Film Review: Filmmakers piece together composite docudrama with Exquisite Corpse Project


When you choose a movie, there are a variety of factors that lead to a final decision. Is it a lead actor? If so, how do you narrow it down?

Why choose Tremors instead of Mystic River? In this case, genres guide the decision, preparing us for a movie about sand worms instead of New Jersey intrigue, even if either way we’re going to end up with some sweet Kevin Bacon action.

But what if genres were meaningless? What if, as a moviegoer, you could decide to watch them all at once?

Enter The Exquisite Corpse Project, a self-described “comedy/drama/documentary/thriller/action movie/buddy picture/heist flick.” Unlikely as it sounds, what’s amazing is that, due to the film’s strange form, all of its genres coalesce into the most original movie you’re likely to see for a while.

Framed as a documentary, it follows the sketch comedy group Olde English, which formed at Bard College in the mid-2000s before relocating to Brooklyn.

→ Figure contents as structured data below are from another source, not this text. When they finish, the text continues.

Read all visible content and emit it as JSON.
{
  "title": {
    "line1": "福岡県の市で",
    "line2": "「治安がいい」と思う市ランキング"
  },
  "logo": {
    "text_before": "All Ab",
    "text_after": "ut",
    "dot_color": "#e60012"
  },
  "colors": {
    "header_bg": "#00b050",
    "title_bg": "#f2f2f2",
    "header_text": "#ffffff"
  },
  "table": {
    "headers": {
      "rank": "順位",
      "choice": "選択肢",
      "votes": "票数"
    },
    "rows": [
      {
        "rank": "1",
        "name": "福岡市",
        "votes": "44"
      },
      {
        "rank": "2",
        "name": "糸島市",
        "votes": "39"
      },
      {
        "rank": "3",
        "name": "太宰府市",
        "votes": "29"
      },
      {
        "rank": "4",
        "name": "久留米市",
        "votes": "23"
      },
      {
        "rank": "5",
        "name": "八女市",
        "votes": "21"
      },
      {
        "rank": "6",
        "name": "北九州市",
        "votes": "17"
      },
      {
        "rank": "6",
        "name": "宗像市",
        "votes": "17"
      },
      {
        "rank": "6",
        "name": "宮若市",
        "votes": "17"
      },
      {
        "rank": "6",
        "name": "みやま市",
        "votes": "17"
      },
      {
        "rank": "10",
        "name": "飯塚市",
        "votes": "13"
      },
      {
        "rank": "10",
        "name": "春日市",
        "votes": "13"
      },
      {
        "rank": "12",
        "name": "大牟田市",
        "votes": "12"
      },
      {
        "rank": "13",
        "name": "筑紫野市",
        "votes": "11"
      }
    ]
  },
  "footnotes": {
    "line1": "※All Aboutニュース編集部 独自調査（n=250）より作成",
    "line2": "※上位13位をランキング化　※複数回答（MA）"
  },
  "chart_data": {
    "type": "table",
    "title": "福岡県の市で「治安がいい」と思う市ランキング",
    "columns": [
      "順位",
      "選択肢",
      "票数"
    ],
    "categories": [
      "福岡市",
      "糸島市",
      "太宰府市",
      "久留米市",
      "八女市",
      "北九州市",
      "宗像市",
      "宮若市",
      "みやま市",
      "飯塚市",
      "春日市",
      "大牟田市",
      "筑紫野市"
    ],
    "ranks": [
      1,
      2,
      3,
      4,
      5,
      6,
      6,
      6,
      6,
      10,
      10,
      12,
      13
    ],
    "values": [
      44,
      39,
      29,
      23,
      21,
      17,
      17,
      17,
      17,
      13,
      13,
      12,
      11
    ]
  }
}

After giving a little background, it jumps to director Ben Popik, who is about to move to Central America. He invites the rest of the group over, and explains the convoluted rules he has contrived: Similar to exquisite corpse, a party game where three people draw the legs, body, and head of a person, without seeing any other part, the men assembled have to write 15 pages of a script, having only seen the previous five, all of which will be strung into a movie.

These documentary bits, which are interspersed throughout the results of the project, provide insightful, and at times heartbreaking, glimpses into the film process. The whole thing is self-aware enough to alert the audience when the five-page mark has arrived, so that, as the movie progresses, we see how it was constructed.

To describe the plot would be impossible, given that it is designed, intentionally, to be nonsensical. What begins as a voice-over-heavy love story turns deranged, then comedic and ultimately sad over the course of its five segments.

Each writer’s style - or lack thereof - shows through, with each segment being distinct not only in plot but also tone, themes and outrageousness. Characters that begin as minor roles become crucial to the plot while others are discarded.

By necessity, it makes for something of an inconsistent movie. But that’s the point. It showcases the tensions that come with creating a work of art as a group by amplifying them. Five people can take a premise in five very different directions and it does happen.

Also of note is how the movie is being distributed. After showcasing it around the country at film festivals and audience-funded screenings, it is currently being sold for $5 on, a distributor that sends 70 percent of the profits back to the creators.